A diversão dos ginasianos era à noite ficarem sentados nos degraus da Igreja e ouvir as músicas da Amplificadora da Isaura, cuja locutora oficial era a Lourdes que, com sua voz característica, lia as mensagens que os garotos ofereciam às garotas: “Raimundo Sampaio oferece esta música (dizia o nome da música e o cantor) à jovem Salete com muito amor e carinho”. Às vezes, os mais gaiatos usavam o nome de outros colegas invocados como provocação ou como forma de anunciar alguma paixão platônica. No dia seguinte, no Ginásio, era o maior comentário, nos grupinhos de garotos e garotas. Normalmente eram os garotos de três e quatro estrelas, atiçados pela libido.

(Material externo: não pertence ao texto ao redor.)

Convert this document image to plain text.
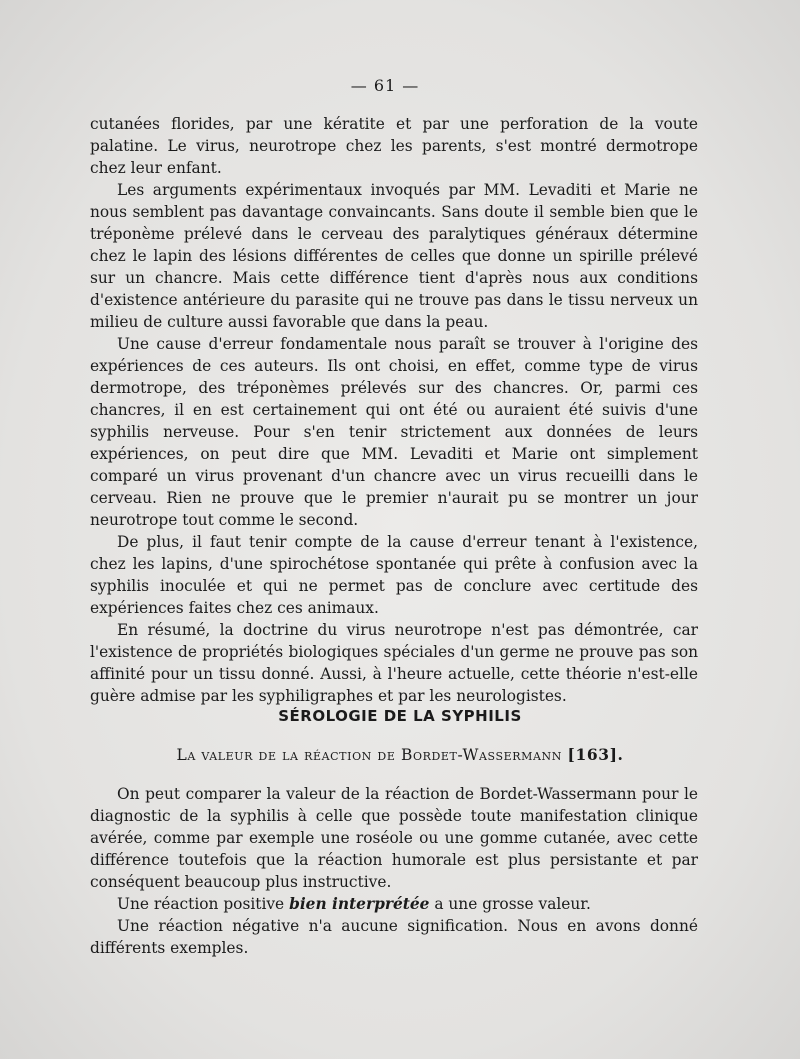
— 61 —

cutanées florides, par une kératite et par une perforation de la voute palatine. Le virus, neurotrope chez les parents, s'est montré dermotrope chez leur enfant.

Les arguments expérimentaux invoqués par MM. Levaditi et Marie ne nous semblent pas davantage convaincants. Sans doute il semble bien que le tréponème prélevé dans le cerveau des paralytiques généraux détermine chez le lapin des lésions différentes de celles que donne un spirille prélevé sur un chancre. Mais cette différence tient d'après nous aux conditions d'existence antérieure du parasite qui ne trouve pas dans le tissu nerveux un milieu de culture aussi favorable que dans la peau.

Une cause d'erreur fondamentale nous paraît se trouver à l'origine des expériences de ces auteurs. Ils ont choisi, en effet, comme type de virus dermotrope, des tréponèmes prélevés sur des chancres. Or, parmi ces chancres, il en est certainement qui ont été ou auraient été suivis d'une syphilis nerveuse. Pour s'en tenir strictement aux données de leurs expériences, on peut dire que MM. Levaditi et Marie ont simplement comparé un virus provenant d'un chancre avec un virus recueilli dans le cerveau. Rien ne prouve que le premier n'aurait pu se montrer un jour neurotrope tout comme le second.

De plus, il faut tenir compte de la cause d'erreur tenant à l'existence, chez les lapins, d'une spirochétose spontanée qui prête à confusion avec la syphilis inoculée et qui ne permet pas de conclure avec certitude des expériences faites chez ces animaux.

En résumé, la doctrine du virus neurotrope n'est pas démontrée, car l'existence de propriétés biologiques spéciales d'un germe ne prouve pas son affinité pour un tissu donné. Aussi, à l'heure actuelle, cette théorie n'est-elle guère admise par les syphiligraphes et par les neurologistes.

SÉROLOGIE DE LA SYPHILIS
La valeur de la réaction de Bordet-Wassermann [163].

On peut comparer la valeur de la réaction de Bordet-Wassermann pour le diagnostic de la syphilis à celle que possède toute manifestation clinique avérée, comme par exemple une roséole ou une gomme cutanée, avec cette différence toutefois que la réaction humorale est plus persistante et par conséquent beaucoup plus instructive.

Une réaction positive bien interprétée a une grosse valeur.

Une réaction négative n'a aucune signification. Nous en avons donné différents exemples.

Na época, eram poucos os rapazes que não eram conhecidos pelo apelido. E muitos deles, pelo resto da vida. Pelo menos, entre os amigos. Há muitos apelidos que se perpetuaram. Um desses exemplos era de um jovem magro, amolecado, que levava para a escola apenas um lápis e um caderno da FENAME enrolado no bolso de trás da calça de cáqui. Ficou conhecido como Calhau, até hoje as pessoas aqui da cidade o tratam assim. Poucas sabem o seu verdadeiro nome: Cícero Antônio. Fiz essa volta toda para contar um caso que aconteceu em sala de aula, envolvendo o Calhau. Até quando ele falava sério, todo mundo achava que era molecagem.
Havia uma professora de história que fazia a chamada pelo nome completo da pessoa. Ao ser chamado o aluno ou a aluna levantava a mão e dizia presente. Se respondesse qualquer outra palavra, ela mandava a pessoa sair. Um dia a turma combinou de todo mundo responder: pronto! Na sequência que ela ia chamando e os alunos respondiam: pronto!, colocava-os para fora. Quando chegou a vez do Calhau, ela leu na caderneta: Cícero Antônio do Rego. – Estou aqui, professora!, ele respondeu. Imediatamente, a professora disse: “Pode sair, seu moleque!”. Ele completava a cena com um riso debochado.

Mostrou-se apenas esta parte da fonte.